Exclusion Criteria: COHORT 1 AND 2

Clinically significant medical disorder that could compromise the ability to tolerate study therapy or would interfere with the study procedures or results history
History of recent (3 months) symptomatic congestive heart failure
Known active, uncontrolled infection (bacterial, fungal, or viral)
Receiving enzyme inducing antiepileptic drugs (EIAEDs)
Any prior cancer therapy including chemotherapy (excluding Bridging Chemotherapy Cycle), targeted therapy, immunotherapy, cellular therapy, or radiation
Receiving another investigational agent concurrently
Surgery within 2 weeks prior to treatment enrollment
Patients with known hypersensitivity to excipients of the investigational medicinal product
Active gastrointestinal disease or malabsorption disorder (e.g.

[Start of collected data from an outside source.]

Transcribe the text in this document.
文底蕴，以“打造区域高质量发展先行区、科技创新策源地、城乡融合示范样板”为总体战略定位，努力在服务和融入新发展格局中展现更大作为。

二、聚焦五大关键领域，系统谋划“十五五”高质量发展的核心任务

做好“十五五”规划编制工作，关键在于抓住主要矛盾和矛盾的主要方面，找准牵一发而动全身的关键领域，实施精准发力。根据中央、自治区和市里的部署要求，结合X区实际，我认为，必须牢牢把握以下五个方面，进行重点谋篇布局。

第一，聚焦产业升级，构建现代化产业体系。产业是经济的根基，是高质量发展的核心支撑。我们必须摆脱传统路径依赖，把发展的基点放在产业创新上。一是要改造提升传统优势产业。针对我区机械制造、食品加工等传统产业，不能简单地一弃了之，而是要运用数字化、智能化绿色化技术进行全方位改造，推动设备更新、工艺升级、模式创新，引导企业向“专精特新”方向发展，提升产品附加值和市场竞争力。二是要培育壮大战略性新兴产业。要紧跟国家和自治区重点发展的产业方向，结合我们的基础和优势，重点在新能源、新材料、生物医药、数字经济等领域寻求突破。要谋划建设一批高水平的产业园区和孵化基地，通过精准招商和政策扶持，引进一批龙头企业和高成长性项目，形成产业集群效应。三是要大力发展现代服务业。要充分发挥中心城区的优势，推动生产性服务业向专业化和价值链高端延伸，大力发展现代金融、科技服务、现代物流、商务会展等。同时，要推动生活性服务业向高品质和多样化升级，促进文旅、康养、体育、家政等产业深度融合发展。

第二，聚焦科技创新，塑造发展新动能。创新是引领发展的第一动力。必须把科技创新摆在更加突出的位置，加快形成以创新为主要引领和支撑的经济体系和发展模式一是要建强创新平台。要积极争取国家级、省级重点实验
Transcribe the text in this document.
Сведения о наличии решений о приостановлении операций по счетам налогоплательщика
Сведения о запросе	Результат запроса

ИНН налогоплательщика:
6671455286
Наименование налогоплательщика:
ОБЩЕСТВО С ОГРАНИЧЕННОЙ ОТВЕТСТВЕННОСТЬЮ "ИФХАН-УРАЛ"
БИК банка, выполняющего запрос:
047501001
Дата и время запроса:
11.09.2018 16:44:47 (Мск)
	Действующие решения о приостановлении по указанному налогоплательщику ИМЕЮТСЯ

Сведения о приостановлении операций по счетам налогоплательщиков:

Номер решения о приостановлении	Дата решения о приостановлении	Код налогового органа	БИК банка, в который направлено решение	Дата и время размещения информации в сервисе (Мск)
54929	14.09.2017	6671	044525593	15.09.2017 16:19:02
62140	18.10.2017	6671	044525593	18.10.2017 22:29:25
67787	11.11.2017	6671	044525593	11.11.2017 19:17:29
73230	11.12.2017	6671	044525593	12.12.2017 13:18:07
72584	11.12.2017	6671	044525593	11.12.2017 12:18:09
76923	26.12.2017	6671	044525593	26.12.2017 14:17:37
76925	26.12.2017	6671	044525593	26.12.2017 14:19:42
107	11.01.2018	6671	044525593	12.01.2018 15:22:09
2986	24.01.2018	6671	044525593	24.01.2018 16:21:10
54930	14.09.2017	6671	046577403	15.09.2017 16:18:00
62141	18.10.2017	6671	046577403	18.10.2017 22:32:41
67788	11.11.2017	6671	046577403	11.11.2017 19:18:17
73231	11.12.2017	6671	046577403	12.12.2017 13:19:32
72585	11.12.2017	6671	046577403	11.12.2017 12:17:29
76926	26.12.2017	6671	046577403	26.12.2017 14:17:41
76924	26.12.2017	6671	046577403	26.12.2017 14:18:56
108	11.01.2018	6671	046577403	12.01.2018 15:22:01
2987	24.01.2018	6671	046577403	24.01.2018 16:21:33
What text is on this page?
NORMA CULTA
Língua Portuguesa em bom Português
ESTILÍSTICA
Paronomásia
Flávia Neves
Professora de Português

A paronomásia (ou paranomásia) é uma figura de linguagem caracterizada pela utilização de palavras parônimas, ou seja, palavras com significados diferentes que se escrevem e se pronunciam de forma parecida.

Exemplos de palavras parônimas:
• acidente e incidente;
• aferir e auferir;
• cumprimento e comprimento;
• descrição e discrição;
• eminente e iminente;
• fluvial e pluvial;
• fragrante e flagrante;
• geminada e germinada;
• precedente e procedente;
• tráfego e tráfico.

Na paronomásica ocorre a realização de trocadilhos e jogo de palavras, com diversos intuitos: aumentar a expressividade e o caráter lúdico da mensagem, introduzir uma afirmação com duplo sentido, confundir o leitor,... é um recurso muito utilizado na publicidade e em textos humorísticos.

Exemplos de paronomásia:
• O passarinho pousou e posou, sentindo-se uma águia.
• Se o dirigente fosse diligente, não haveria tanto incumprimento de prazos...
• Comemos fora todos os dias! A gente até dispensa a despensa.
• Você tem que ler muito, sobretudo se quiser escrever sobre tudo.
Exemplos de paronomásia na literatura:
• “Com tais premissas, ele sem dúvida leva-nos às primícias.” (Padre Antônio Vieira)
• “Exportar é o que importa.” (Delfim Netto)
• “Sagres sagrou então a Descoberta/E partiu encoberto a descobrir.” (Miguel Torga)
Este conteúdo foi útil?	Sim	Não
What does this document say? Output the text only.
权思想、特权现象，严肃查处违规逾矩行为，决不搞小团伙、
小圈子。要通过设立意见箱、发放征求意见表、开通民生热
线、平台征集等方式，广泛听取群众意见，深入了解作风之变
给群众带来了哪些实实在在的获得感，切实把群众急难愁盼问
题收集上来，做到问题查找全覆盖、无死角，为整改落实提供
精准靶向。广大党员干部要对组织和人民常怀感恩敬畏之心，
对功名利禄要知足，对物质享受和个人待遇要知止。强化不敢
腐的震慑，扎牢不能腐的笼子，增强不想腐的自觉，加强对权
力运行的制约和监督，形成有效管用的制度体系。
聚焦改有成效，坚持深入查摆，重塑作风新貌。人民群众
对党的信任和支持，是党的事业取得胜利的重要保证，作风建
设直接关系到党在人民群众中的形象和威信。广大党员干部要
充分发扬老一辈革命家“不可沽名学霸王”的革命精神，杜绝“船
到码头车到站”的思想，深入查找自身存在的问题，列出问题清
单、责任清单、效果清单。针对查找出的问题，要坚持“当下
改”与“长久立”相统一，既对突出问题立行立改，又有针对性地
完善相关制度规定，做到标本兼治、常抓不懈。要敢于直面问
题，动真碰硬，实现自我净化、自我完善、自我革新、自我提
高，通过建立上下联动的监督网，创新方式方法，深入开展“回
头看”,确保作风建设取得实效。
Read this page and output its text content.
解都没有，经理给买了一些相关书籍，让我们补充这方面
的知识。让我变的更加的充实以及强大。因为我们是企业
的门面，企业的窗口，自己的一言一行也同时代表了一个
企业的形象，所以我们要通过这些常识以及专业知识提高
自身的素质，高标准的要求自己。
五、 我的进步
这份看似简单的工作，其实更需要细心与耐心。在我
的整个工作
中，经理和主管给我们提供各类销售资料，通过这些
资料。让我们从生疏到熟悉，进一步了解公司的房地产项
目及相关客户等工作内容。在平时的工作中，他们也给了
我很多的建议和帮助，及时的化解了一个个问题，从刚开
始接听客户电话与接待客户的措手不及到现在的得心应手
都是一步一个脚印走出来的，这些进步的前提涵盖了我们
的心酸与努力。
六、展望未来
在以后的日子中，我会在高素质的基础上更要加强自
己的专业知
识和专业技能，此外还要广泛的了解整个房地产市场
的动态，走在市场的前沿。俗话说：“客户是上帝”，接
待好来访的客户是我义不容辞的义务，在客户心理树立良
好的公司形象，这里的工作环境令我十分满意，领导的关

Crohn's disease, ulcerative colitis, short-gut syndrome) that would impair drug absorption
Inability to take medication enterally

Trial design

Primary purpose

Treatment

Allocation

N/A

Interventional model

Single Group Assignment

Masking

None (Open label)

52 participants in 1 patient group

Entrectinib therapy, Cohort 1 and Cohort 2

Experimental group

Description:

Cohort 1: Patients who are younger than 3 years of age diagnosed with NTRK1/2/3- or ROS1-fused high-grade glioma (HGG) will receive therapy as outline in Detailed Description. Cohort 2: Patients who are younger than 3 years of age diagnosed with NTRK1/2/3- or ROS1-fused CNS tumors other than HGG will receive therapy as outline in Detailed Description.